Canadian youth set for more spending power
Toronto – Continuing income growth means today’s Canadian youth will assume more spending power than their parents currently have during the course of their lifetimes, according to a new report from BMO Economics. The report cites ongoing gains in real media income and compensation, as well as expected future decreases in unemployment, in making this rosy forecast.
"Since 1996, real median income has turned higher for all age groups, rising 18 per cent to 2010," said Sal Guatieri, VP, BMO Capital Markets. "Furthermore, the annual gain of 1.2% was more than twice that in the United States during this period."
Dunkin’ Brands shuffles board
Canton, Mass. – Dunkin’ Brands Group Inc., parent company of Dunkin’ Donuts and Baskin Robbins, has named current CEO Nigel Travis, 63, as chairman of the board of directors. Board member Raul Alvarez, 57, has been appointed lead independent director of the board. These changes come as Jon Luther, 69, prepares to retire as director and chairman of the board effective May 15.

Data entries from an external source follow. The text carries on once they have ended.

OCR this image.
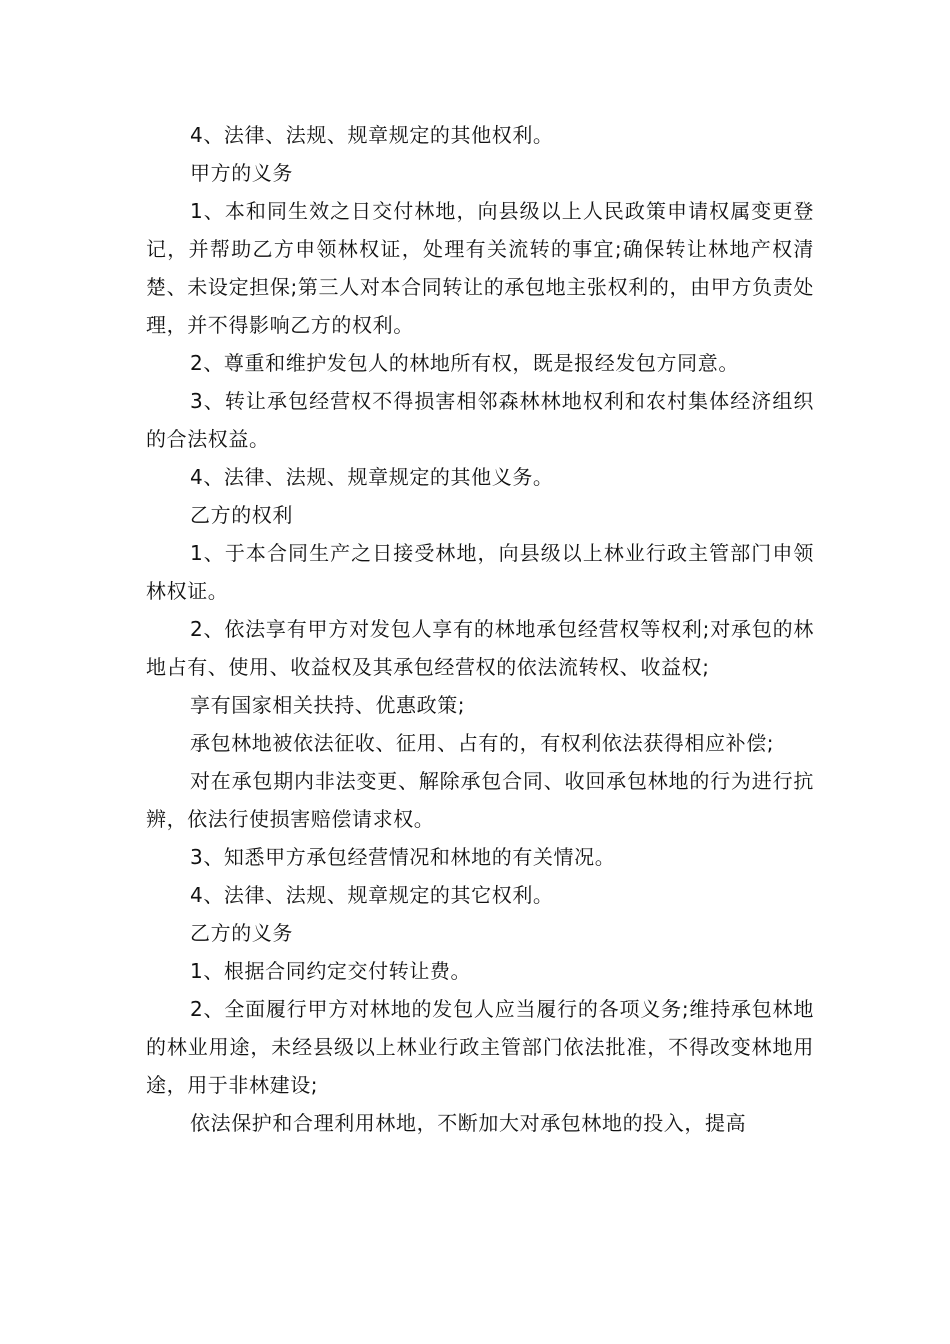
4、法律、法规、规章规定的其他权利。

甲方的义务

1、本和同生效之日交付林地，向县级以上人民政策申请权属变更登记，并帮助乙方申领林权证，处理有关流转的事宜;确保转让林地产权清楚、未设定担保;第三人对本合同转让的承包地主张权利的，由甲方负责处理，并不得影响乙方的权利。

2、尊重和维护发包人的林地所有权，既是报经发包方同意。

3、转让承包经营权不得损害相邻森林林地权利和农村集体经济组织的合法权益。

4、法律、法规、规章规定的其他义务。

乙方的权利

1、于本合同生产之日接受林地，向县级以上林业行政主管部门申领林权证。

2、依法享有甲方对发包人享有的林地承包经营权等权利;对承包的林地占有、使用、收益权及其承包经营权的依法流转权、收益权;

享有国家相关扶持、优惠政策;

承包林地被依法征收、征用、占有的，有权利依法获得相应补偿;

对在承包期内非法变更、解除承包合同、收回承包林地的行为进行抗辨，依法行使损害赔偿请求权。

3、知悉甲方承包经营情况和林地的有关情况。

4、法律、法规、规章规定的其它权利。

乙方的义务

1、根据合同约定交付转让费。

2、全面履行甲方对林地的发包人应当履行的各项义务;维持承包林地的林业用途，未经县级以上林业行政主管部门依法批准，不得改变林地用途，用于非林建设;

依法保护和合理利用林地，不断加大对承包林地的投入，提高
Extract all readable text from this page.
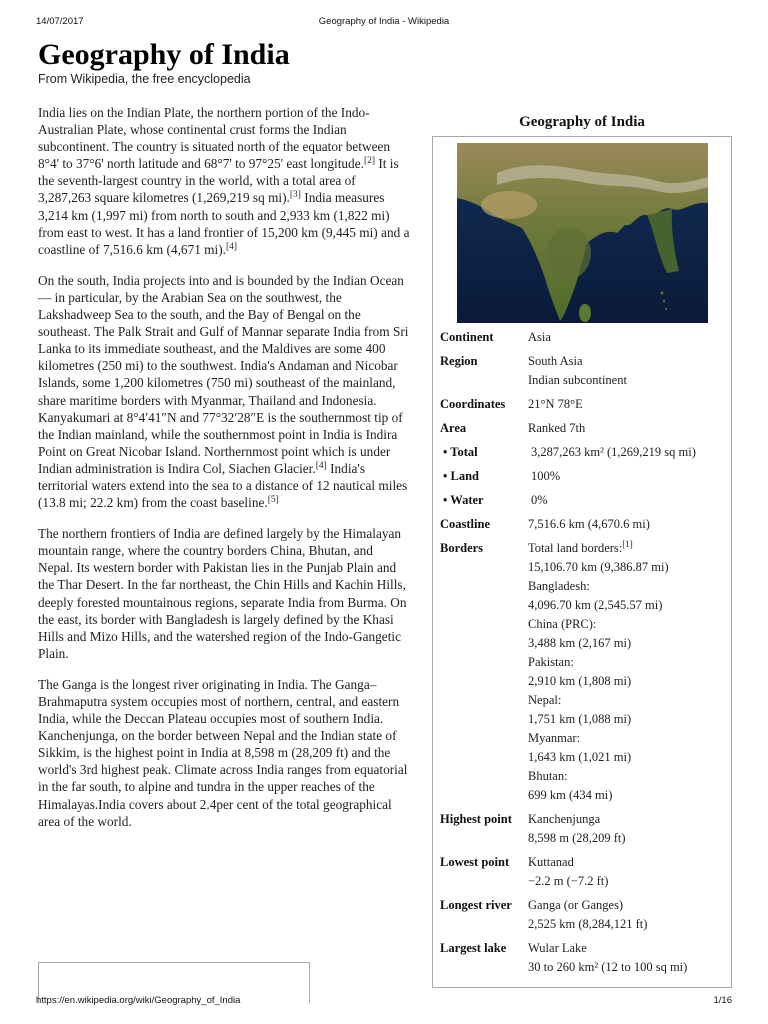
14/07/2017	Geography of India - Wikipedia
Geography of India
From Wikipedia, the free encyclopedia

India lies on the Indian Plate, the northern portion of the Indo-Australian Plate, whose continental crust forms the Indian subcontinent. The country is situated north of the equator between 8°4' to 37°6' north latitude and 68°7' to 97°25' east longitude.[2] It is the seventh-largest country in the world, with a total area of 3,287,263 square kilometres (1,269,219 sq mi).[3] India measures 3,214 km (1,997 mi) from north to south and 2,933 km (1,822 mi) from east to west. It has a land frontier of 15,200 km (9,445 mi) and a coastline of 7,516.6 km (4,671 mi).[4]

On the south, India projects into and is bounded by the Indian Ocean — in particular, by the Arabian Sea on the southwest, the Lakshadweep Sea to the south, and the Bay of Bengal on the southeast. The Palk Strait and Gulf of Mannar separate India from Sri Lanka to its immediate southeast, and the Maldives are some 400 kilometres (250 mi) to the southwest. India's Andaman and Nicobar Islands, some 1,200 kilometres (750 mi) southeast of the mainland, share maritime borders with Myanmar, Thailand and Indonesia. Kanyakumari at 8°4′41″N and 77°32′28″E is the southernmost tip of the Indian mainland, while the southernmost point in India is Indira Point on Great Nicobar Island. Northernmost point which is under Indian administration is Indira Col, Siachen Glacier.[4] India's territorial waters extend into the sea to a distance of 12 nautical miles (13.8 mi; 22.2 km) from the coast baseline.[5]

The northern frontiers of India are defined largely by the Himalayan mountain range, where the country borders China, Bhutan, and Nepal. Its western border with Pakistan lies in the Punjab Plain and the Thar Desert. In the far northeast, the Chin Hills and Kachin Hills, deeply forested mountainous regions, separate India from Burma. On the east, its border with Bangladesh is largely defined by the Khasi Hills and Mizo Hills, and the watershed region of the Indo-Gangetic Plain.

The Ganga is the longest river originating in India. The Ganga–Brahmaputra system occupies most of northern, central, and eastern India, while the Deccan Plateau occupies most of southern India. Kanchenjunga, on the border between Nepal and the Indian state of Sikkim, is the highest point in India at 8,598 m (28,209 ft) and the world's 3rd highest peak. Climate across India ranges from equatorial in the far south, to alpine and tundra in the upper reaches of the Himalayas.India covers about 2.4per cent of the total geographical area of the world.

Geography of India
Continent	Asia
Region	South Asia
Indian subcontinent
Coordinates	21°N 78°E
Area	Ranked 7th
• Total	3,287,263 km² (1,269,219 sq mi)
• Land	100%
• Water	0%
Coastline	7,516.6 km (4,670.6 mi)
Borders	Total land borders:[1]
15,106.70 km (9,386.87 mi)
Bangladesh:
4,096.70 km (2,545.57 mi)
China (PRC):
3,488 km (2,167 mi)
Pakistan:
2,910 km (1,808 mi)
Nepal:
1,751 km (1,088 mi)
Myanmar:
1,643 km (1,021 mi)
Bhutan:
699 km (434 mi)
Highest point	Kanchenjunga
8,598 m (28,209 ft)
Lowest point	Kuttanad
−2.2 m (−7.2 ft)
Longest river	Ganga (or Ganges)
2,525 km (8,284,121 ft)
Largest lake	Wular Lake
30 to 260 km² (12 to 100 sq mi)
https://en.wikipedia.org/wiki/Geography_of_India	1/16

Travis was named CEO in January 2009 while Luther joined Dunkin’ Brands as CEO in January 2003 and was named chairman of the board in 2006. Alvarez is former COO and president of McDonald’s Corporation and joined the Dunkin’ Brands board in May of last year.
"All of us at Dunkin’ Brands owe Jon Luther a tremendous debt of gratitude for his leadership and his vision," said Travis. "Thanks in large part to his efforts, Dunkin’ Donuts and Baskin-Robbins are world-class brands and are well positioned for growth. On behalf of our employees and franchisees from around the world, I wish Jon and his family the very best in the years ahead."